Как-то, в один из летних дней, когда мне уже исполнилось семнадцать и я закончила первый курс медицинского института, в наш дом постучался огромного роста незнакомец с черной как смоль шевелюрой, с мускулистыми руками робота и попросил моего отца сконструировать ему гитару.
– Кто вы такой? – поинтересовался отец.
– Я – музыкант, – ответил незнакомец, косясь своими черными глазами на меня.
– Как ваше имя?
– Бутиеро Аполлосис.
– Редкое для наших мест имя. Откуда вы родом?

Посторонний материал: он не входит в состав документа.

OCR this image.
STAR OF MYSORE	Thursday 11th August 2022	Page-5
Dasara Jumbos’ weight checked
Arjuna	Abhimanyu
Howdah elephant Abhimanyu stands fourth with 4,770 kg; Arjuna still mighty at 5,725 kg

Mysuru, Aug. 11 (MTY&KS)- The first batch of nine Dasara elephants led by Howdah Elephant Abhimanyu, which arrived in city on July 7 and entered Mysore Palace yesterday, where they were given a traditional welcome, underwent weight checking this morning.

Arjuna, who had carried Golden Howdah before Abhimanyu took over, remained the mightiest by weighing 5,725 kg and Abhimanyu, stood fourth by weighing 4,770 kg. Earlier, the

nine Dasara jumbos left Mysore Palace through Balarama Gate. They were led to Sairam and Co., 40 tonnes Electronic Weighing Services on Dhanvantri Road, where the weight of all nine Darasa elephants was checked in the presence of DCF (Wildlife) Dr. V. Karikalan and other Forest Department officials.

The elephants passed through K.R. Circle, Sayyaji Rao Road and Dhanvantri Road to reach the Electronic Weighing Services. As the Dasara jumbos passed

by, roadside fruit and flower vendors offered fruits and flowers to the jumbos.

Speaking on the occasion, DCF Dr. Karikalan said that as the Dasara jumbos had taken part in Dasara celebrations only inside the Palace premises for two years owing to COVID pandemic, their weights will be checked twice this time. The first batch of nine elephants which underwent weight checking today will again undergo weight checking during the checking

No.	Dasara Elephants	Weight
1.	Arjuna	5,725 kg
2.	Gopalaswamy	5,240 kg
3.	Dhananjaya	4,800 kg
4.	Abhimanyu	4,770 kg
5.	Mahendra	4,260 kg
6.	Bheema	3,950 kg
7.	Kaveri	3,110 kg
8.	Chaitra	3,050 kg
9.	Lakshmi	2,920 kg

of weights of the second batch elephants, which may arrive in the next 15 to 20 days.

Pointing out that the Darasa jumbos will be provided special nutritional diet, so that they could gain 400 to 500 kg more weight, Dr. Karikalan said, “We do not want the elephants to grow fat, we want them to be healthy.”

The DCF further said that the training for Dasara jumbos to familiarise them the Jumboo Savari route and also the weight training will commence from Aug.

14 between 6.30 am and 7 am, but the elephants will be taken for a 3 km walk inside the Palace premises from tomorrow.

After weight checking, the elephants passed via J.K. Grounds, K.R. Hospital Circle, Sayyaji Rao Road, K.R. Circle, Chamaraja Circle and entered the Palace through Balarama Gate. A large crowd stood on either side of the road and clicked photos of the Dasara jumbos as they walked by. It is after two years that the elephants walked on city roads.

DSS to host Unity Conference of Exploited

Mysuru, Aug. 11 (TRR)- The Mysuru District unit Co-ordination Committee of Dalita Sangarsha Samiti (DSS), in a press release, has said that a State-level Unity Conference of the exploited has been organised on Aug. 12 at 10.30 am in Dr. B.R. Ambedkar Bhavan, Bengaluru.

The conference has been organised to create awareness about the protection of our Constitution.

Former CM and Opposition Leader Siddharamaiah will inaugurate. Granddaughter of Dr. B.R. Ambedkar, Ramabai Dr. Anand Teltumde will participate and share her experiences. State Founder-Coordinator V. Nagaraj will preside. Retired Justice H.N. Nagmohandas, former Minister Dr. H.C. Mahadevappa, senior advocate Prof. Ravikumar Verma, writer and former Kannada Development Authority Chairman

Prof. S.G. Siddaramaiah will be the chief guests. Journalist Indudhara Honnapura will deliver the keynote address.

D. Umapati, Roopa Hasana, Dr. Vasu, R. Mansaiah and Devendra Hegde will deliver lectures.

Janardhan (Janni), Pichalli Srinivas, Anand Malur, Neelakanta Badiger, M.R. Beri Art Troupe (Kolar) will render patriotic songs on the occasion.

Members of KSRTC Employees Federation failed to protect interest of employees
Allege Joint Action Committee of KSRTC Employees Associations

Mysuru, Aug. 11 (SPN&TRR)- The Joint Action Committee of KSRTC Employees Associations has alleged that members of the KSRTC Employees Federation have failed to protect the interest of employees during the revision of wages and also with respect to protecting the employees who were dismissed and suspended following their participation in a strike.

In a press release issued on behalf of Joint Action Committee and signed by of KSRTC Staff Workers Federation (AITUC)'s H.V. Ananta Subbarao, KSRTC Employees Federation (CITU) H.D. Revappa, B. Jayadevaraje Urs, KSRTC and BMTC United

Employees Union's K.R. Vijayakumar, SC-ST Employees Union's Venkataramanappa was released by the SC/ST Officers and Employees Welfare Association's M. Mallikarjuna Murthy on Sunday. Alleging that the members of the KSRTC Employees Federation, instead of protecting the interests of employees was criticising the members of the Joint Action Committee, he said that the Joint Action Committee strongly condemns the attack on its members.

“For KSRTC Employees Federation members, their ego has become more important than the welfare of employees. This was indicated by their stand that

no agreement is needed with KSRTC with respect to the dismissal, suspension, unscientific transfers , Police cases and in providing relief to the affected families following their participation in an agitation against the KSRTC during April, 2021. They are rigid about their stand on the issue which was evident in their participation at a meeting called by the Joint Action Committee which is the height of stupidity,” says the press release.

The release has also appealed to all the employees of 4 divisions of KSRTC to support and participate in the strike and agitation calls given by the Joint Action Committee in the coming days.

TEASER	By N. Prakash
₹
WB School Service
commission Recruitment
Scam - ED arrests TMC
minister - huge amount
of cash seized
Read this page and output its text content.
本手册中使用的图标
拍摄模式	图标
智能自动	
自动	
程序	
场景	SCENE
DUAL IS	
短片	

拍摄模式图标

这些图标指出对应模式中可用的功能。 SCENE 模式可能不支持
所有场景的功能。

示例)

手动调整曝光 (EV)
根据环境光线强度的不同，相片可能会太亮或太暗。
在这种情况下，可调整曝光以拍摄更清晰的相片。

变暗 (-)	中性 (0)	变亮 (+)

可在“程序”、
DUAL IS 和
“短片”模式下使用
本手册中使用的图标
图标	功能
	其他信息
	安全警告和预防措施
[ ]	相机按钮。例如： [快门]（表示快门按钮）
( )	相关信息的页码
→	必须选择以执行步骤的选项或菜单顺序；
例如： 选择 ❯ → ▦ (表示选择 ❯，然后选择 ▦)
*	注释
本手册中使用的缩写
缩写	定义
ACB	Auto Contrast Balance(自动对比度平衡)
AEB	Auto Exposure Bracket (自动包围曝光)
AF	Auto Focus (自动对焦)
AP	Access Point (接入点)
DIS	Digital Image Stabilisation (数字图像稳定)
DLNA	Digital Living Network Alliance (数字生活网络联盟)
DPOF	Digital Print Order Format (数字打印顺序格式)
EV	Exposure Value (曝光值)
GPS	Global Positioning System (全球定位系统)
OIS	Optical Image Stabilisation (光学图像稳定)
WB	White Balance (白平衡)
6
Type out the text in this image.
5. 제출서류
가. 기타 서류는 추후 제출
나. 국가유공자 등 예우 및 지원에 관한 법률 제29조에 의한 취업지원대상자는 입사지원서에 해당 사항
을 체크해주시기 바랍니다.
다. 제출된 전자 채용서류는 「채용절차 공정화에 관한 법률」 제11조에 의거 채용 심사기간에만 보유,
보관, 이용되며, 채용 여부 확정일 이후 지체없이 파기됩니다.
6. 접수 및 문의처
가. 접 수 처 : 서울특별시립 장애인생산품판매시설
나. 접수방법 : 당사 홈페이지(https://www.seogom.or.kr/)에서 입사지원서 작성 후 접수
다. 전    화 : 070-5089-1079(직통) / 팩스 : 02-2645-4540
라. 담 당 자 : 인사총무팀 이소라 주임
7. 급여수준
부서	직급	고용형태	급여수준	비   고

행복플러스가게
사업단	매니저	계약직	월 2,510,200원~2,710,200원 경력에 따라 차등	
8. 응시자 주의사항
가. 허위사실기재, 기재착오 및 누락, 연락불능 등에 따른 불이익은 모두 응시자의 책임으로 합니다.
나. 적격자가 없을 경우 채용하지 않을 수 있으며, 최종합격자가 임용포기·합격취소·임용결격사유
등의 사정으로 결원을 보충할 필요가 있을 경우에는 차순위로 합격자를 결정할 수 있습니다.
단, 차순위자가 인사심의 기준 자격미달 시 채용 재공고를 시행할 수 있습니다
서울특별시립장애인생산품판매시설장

– Я – грек. Но мать моя испанка.
– Что вы делаете в Петербурге?
– Учусь в консерватории.
– Понятно, – кивнул головой отец. – А вы знаете, что мои инструменты чрезвычайно дороги?
– Мой отец – апельсиновый король Греции, Димас Аполлосис, – с гордостью произнес гость, блеснув с пальца бриллиантовым перстнем, и опять с любопытством посмотрел на меня. – Я его единственный наследник!
– Понятно.
Отец на несколько минут вышел и вернулся в гостиную, неся в руках гитару, исполненную в манере испанских мастеров – со слегка удлиненным грифом.